"La cruauté gratuite, le sang absurde, la mort irrévocable : j'ai foudroyé le poste de police comme plus tard, je foudroierais le tribunal. La justice humaine n'est pas faite pour des cas tels que moi. Elle n'y résiste pas. Ses pauvres mots ne veulent plus rien dire." Celui qui parle est le prévenu qui vient d'être arrêté, il a déjà raconté le double homicide de ses parents, il tue à l'arme blanche, il se nomme tout le long de cette fiction de Fanny Taillandier : le monstre. L'atrocité de ses meurtres et la froideur de leur récit ont défrayé la chronique, l'opinion s'en est émue et on a même débattu pour son cas du rétablissement de la peine de mort. Mais le public en veut toujours plus car "sans monstre, pas de spectacle". Debord a eu raison mais son intuition était en deçà de la réalité du show permanent dont se regorge une société affamée de sensations fortes. Catharsis de la tragédie, direz-vous. Noble expression pour dire que les gens ont troqué la pornographie sanguinaire contre le morne ennui de leur quotidien et les mesquines forfaitures de la vie sociale.
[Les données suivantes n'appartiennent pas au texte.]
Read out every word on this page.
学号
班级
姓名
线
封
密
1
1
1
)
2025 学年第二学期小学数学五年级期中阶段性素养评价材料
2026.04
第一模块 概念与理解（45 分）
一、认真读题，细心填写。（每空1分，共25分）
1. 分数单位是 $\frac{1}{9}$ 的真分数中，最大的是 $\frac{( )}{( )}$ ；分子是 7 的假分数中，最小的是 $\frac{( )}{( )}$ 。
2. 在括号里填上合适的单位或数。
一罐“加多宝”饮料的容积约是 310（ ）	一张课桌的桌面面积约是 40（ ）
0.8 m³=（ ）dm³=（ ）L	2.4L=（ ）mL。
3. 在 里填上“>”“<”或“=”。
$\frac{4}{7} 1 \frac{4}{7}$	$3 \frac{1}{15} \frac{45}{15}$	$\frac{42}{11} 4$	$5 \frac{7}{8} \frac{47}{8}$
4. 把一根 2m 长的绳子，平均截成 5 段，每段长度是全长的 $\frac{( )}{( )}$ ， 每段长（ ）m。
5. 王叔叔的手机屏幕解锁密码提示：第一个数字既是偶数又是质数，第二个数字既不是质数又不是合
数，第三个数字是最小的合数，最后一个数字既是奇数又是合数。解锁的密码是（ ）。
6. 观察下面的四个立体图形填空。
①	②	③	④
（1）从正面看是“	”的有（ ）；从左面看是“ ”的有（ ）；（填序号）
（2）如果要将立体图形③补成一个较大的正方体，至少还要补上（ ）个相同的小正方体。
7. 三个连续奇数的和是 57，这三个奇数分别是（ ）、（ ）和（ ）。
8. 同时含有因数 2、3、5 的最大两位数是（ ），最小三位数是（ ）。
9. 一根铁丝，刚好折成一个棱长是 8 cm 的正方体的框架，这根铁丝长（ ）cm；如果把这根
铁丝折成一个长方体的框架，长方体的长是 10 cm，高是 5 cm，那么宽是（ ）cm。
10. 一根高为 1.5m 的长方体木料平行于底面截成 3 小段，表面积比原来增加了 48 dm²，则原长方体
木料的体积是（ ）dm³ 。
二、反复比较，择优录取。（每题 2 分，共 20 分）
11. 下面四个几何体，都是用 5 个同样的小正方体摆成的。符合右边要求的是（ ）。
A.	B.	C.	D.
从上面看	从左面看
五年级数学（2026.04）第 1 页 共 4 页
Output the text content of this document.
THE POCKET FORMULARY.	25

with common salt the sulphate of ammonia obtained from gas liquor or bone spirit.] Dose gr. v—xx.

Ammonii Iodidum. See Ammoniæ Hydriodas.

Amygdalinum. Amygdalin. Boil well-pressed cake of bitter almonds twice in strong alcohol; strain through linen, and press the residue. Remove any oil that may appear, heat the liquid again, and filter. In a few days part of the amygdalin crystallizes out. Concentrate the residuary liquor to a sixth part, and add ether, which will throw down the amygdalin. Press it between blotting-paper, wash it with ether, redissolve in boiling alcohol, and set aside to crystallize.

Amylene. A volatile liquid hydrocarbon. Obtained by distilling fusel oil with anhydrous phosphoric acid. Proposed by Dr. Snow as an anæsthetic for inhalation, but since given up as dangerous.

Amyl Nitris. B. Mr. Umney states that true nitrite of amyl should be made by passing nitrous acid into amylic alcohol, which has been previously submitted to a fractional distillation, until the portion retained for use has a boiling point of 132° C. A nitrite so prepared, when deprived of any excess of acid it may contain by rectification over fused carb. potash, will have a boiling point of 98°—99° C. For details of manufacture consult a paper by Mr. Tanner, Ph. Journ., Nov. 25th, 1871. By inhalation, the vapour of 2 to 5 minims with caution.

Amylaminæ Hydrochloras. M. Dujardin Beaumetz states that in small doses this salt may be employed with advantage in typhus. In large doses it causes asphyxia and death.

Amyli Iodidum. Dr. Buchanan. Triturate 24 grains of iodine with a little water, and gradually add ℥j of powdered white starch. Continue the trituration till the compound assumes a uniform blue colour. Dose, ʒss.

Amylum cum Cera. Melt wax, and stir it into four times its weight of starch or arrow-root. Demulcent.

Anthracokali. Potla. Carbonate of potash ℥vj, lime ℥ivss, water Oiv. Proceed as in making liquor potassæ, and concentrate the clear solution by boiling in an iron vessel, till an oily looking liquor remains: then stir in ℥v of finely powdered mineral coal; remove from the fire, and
A travers ces Confessions du monstre, l'auteure fait entendre sa propre critique du système : "Les guerres se vendent bien chez les pauvres et au cinéma. Les hommes de ce continent n'y veulent plus prendre part ; ils préfèrent prendre un travail assommant pour s'offrir à crédit un home cinéma, et retrouver l'immémorial frisson en picorant une part de pizza avant d'aller dormir. Les tâches assommantes, les crédits à la consommation, favorisent bien plus le libre-échange qu'une véritable guerre." La dimension allégorique fait partie du protocole : le monstre est issu de la classe moyenne qui vit à Banlieue, lui-même travaille à Inc., compagnie sise à City, etc. Mais si la thèse l'emporte sur l'intrigue, ce défaut véniel est rédimé par l'énergie d'une langue qui claque. Contrairement au Raskolnikov de Crime et châtiment de Dostoïevski, le protagoniste n'essaie pas de prouver sa surhumanité nietzschéenne, il ne croit en rien sauf à "la baise" - le sexe sans la reproduction. Quand son alter ego érotique, Doña Sol, tombe enceinte, rien ne va plus.
Catharsis de la tragédie
Fanny Taillandier, collaboratrice à Livres Hebdo, signe son premier roman. Une diatribe contre le système proférée par un tueur psychopathe.